The Next Logical Step

Our third graders have officially entered into the realm of coding in the library. Many students have experience either through summer camp programs or on their own at home with coding, but few have explored the basic skills of coding,  namely logic and problem solving. If you search the Internet for coding activities your browser will burst with new online programs, some free some not, that teach young students how to program. However, often a very important skill is overlooked, that of really thinking like a programmer. To become true coders students need to learn to think logically and to problem solve. Students who lack these skills will often become frustrated as the programs they envision do not become reality. This is because students consider programming bugs to be problems within the computer instead of what they are, a mistake made by the person writing the code, the programmer.

This means that we start coding off the computer. Our third graders are working on their logical thinking and problem solving skills. In addition we emphasize that computers are not really smart, rather it is the person creating the program with the real brains. A computer will do nothing it is not instructed to do. Our first lesson was having students create simple pictures using lines and colors. They then had to create instruction cards for another member of the class to replicate the same picture. This lead to much laughing but through the merriment students were lead to understand that it was not the person following the instructions, but rather the instructions themselves which were bugged. This lead to interesting conversation about how they could have made the code simpler, easier to follow and was the order of the directions correct? How did a person know where to put the yellow line?

We followed this activity with another short pairing we called Caller and Drawer. Paired students were given a picture made with shapes. Sitting back to back, one student called out instructions on how to create the picture, while the other student drew the shapes with the directions. Again, there was much hilarity as the students shared their pictures, however, this time students were working much harder to get their ideas across. We discussed how clear, short directions were most effective. As a bonus, this also lead to a discussion about how we all communicate a little differently and that we need to be open to each other and seek to listen to understand.

Presently, the students are applying their skills to board games. We have grouped the students into fours with some groups playing Mouse Mania while others are playing Make’n’Break.

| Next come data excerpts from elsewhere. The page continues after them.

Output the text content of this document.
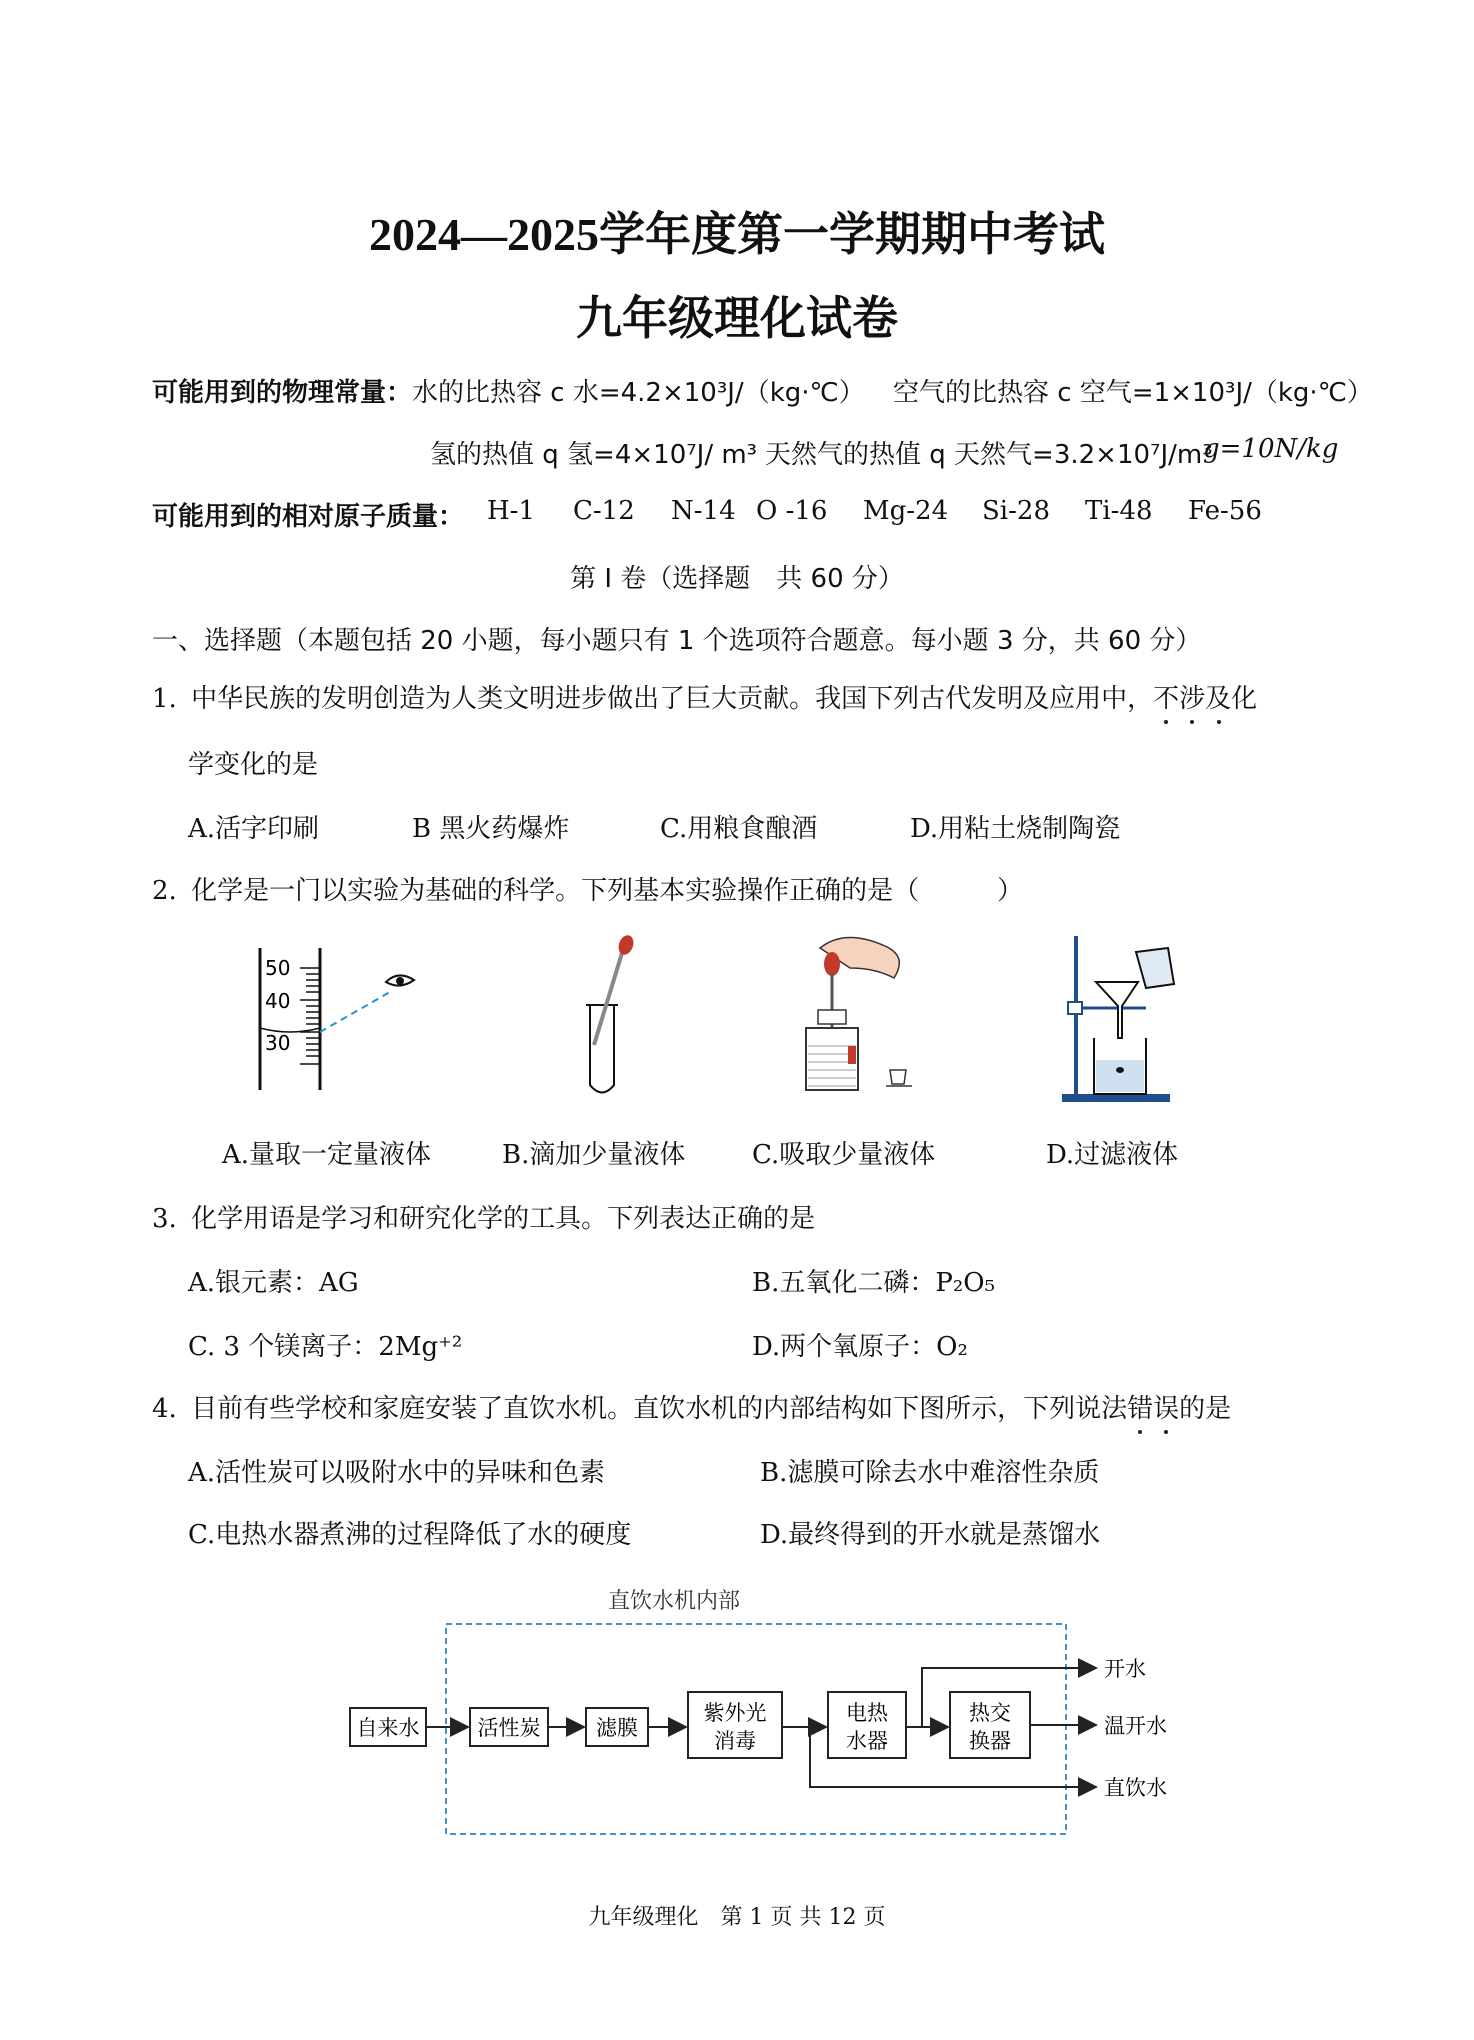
2024—2025学年度第一学期期中考试
九年级理化试卷
可能用到的物理常量：水的比热容 c 水=4.2×10³J/（kg·℃） 空气的比热容 c 空气=1×10³J/（kg·℃）
氢的热值 q 氢=4×10⁷J/ m³ 天然气的热值 q 天然气=3.2×10⁷J/m³
g=10N/kg
可能用到的相对原子质量： H-1 C-12 N-14 O -16 Mg-24 Si-28 Ti-48 Fe-56
第 I 卷（选择题　共 60 分）
一、选择题（本题包括 20 小题，每小题只有 1 个选项符合题意。每小题 3 分，共 60 分）
1. 中华民族的发明创造为人类文明进步做出了巨大贡献。我国下列古代发明及应用中，不涉及
化
学变化的是
A.活字印刷	B 黑火药爆炸	C.用粮食酿酒	D.用粘土烧制陶瓷
2. 化学是一门以实验为基础的科学。下列基本实验操作正确的是（　　　）
50
40
30
A.量取一定量液体	B.滴加少量液体	C.吸取少量液体	D.过滤液体
3. 化学用语是学习和研究化学的工具。下列表达正确的是
A.银元素：AG	B.五氧化二磷：P₂O₅
C. 3 个镁离子：2Mg⁺²	D.两个氧原子：O₂
4. 目前有些学校和家庭安装了直饮水机。直饮水机的内部结构如下图所示，下列说法错误
的是
A.活性炭可以吸附水中的异味和色素	B.滤膜可除去水中难溶性杂质
C.电热水器煮沸的过程降低了水的硬度	D.最终得到的开水就是蒸馏水
直饮水机内部
自来水	活性炭	滤膜
紫外光
消毒
电热
水器
热交
换器
开水
温开水
直饮水
九年级理化　第 1 页 共 12 页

The Mouse Mania is a simple straight forward coding game, however, we have used the adapted version of the rules for Make’n’Break. Similar to the Caller and Drawer game. Students played in pairs and worked to have their partner build the image they were assigned on the card.

The students are really enjoying the game play even as I continue to circle back emphasizing the skills they are learning through the play. Because students want to become better players, they are listening to advice and thinking more about how they can more logically approach their tasks. The students will be moving onto the online coding application, Scratch, in a few weeks, once they have time to establish and build some basic skills.

As with all skill development and mastery, some students will cement the skills very quickly while others will establish mastery at their own rate. Giving ample opportunity for the game play followed by discussion provides practice for students. This is a new way of introducing coding skills for me, so I am excited to see how these students approach Scratch, compared with classes I’ve taught in the past.